= Zij-i Sultani =

Astrological book of medieval Islam

Zīj-i Sulṭānī (زیجِ سلطانی) is a Zij astronomical table and star catalogue that was published by Ulugh Beg in 1438–1439. It was the joint product of the work of a group of Muslim astronomers working under the patronage of Ulugh Beg at Samarkand's Ulugh Beg Observatory. These astronomers included Jamshid al-Kashi and Ali Qushji, among others.

The Zij-i-Sultani was not surpassed in accuracy until the work of Taqi ad-Din and Tycho Brahe in the 16th century.

The serious errors which Ulugh Beg found in previous Zij star catalogues (many of the earlier ones were simply updates on Ptolemy's work, adding the effect of precession to the longitudes) induced him to redetermine the positions of 992 fixed stars, to which he added 27 stars from al-Sufi's Book of Fixed Stars (964), which were too far south for observation from Samarkand. This catalogue, one of the most original of the Middle Ages, was edited by Thomas Hyde at Oxford in 1665 under the title Jadāvil-i Mavāzi' S̱avābit, sive, Tabulae Long. ac Lat. Stellarum Fixarum ex Observatione Ulugh Beighi, by Gregory Sharpe in 1767, and in 1843 by Francis Baily in Vol. XIII of the Memoirs of the Royal Astronomical Society.

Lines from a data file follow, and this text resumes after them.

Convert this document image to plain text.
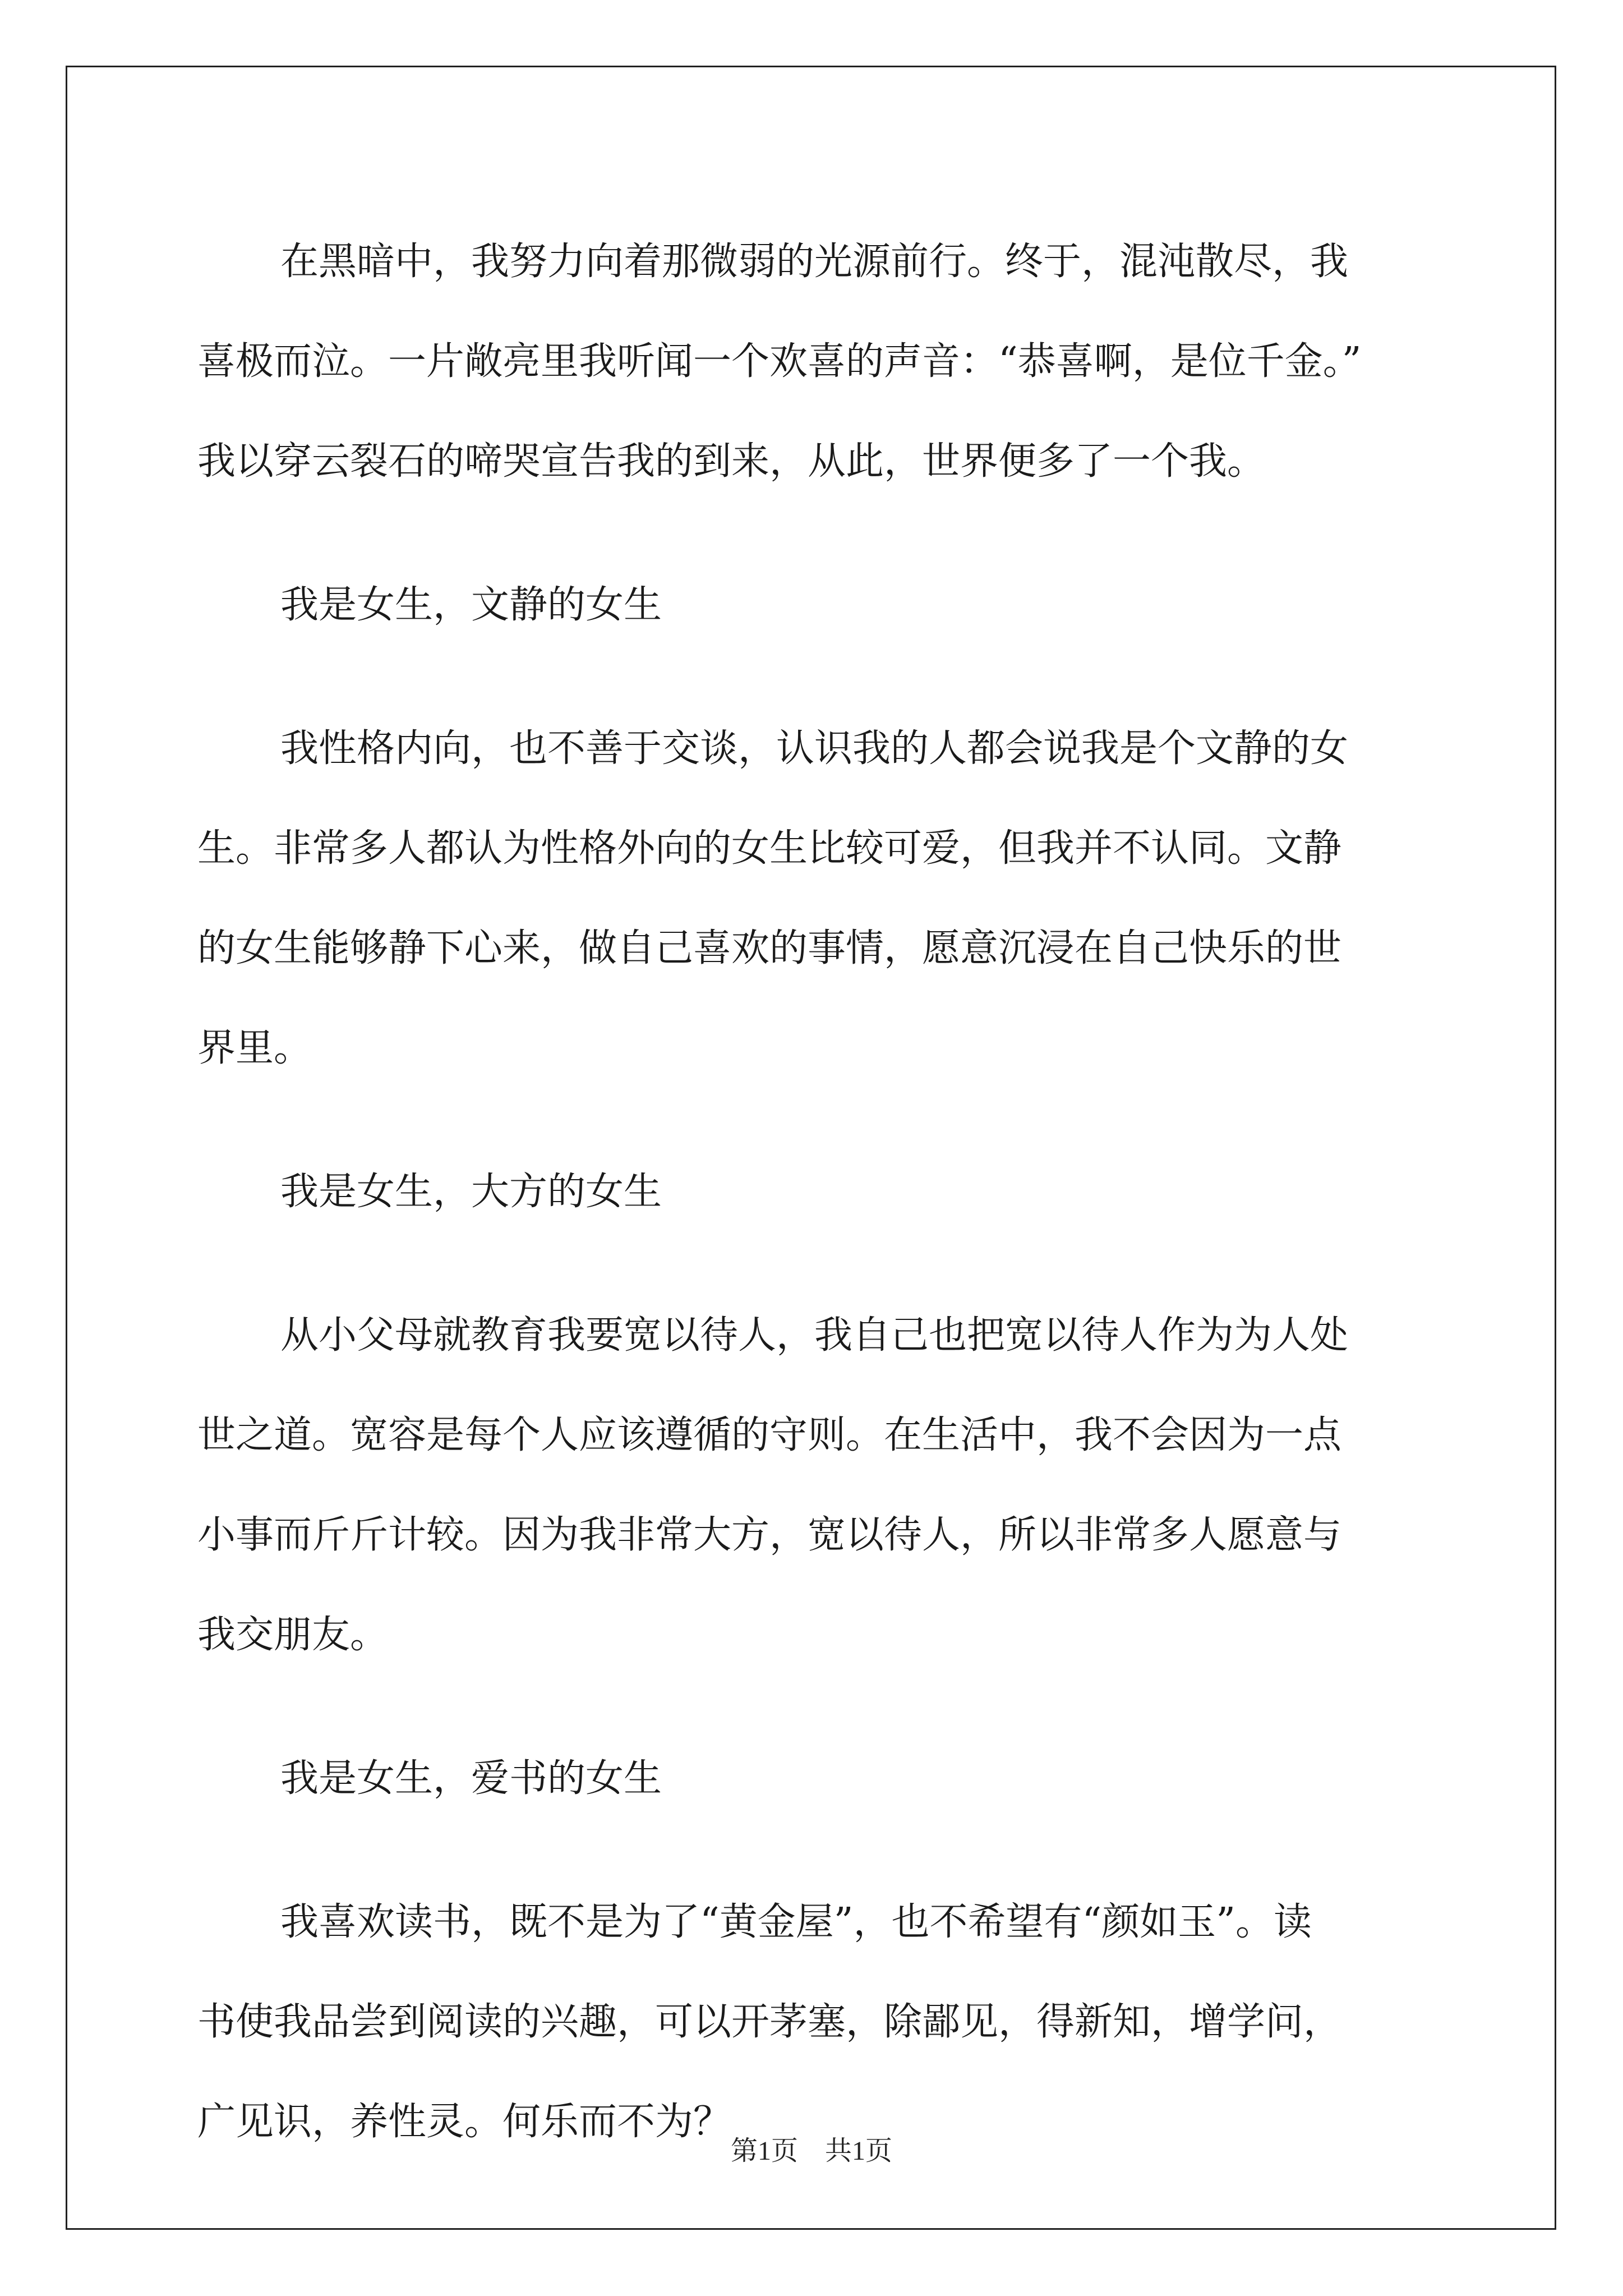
在黑暗中，我努力向着那微弱的光源前行。终于，混沌散尽，我
喜极而泣。一片敞亮里我听闻一个欢喜的声音：“恭喜啊，是位千金。”
我以穿云裂石的啼哭宣告我的到来，从此，世界便多了一个我。
我是女生，文静的女生
我性格内向，也不善于交谈，认识我的人都会说我是个文静的女
生。非常多人都认为性格外向的女生比较可爱，但我并不认同。文静
的女生能够静下心来，做自己喜欢的事情，愿意沉浸在自己快乐的世
界里。
我是女生，大方的女生
从小父母就教育我要宽以待人，我自己也把宽以待人作为为人处
世之道。宽容是每个人应该遵循的守则。在生活中，我不会因为一点
小事而斤斤计较。因为我非常大方，宽以待人，所以非常多人愿意与
我交朋友。
我是女生，爱书的女生
我喜欢读书，既不是为了“黄金屋”，也不希望有“颜如玉”。读
书使我品尝到阅读的兴趣，可以开茅塞，除鄙见，得新知，增学问，
广见识，养性灵。何乐而不为？
第1页　共1页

In 1437, Ulugh Beg determined the length of the sidereal year as 365.2570370...^{d} = 365^{d} 6^{h} 10^{m} 8^{s} (an error of +58^{s}). In his measurements over many years he used a 50 m high gnomon. This value was improved by 28^{s}, 88 years later in 1525 by Nicolaus Copernicus (1473–1543), who appealed to the estimation of Thābit ibn Qurra (826–901), which was accurate to +2^{s}. However, Ulugh Beg later measured another more precise value as 365^{d} 6^{h} 9^{m} 35^{s}, which has an error of +25^{s}, making it more accurate than Copernicus' estimate which had an error of +30^{s}. Ulugh Beg also determined the Earth's axial tilt as 23°30'17" degrees in sexagesimal notation, which in decimal notation converts to 23.5047 degrees.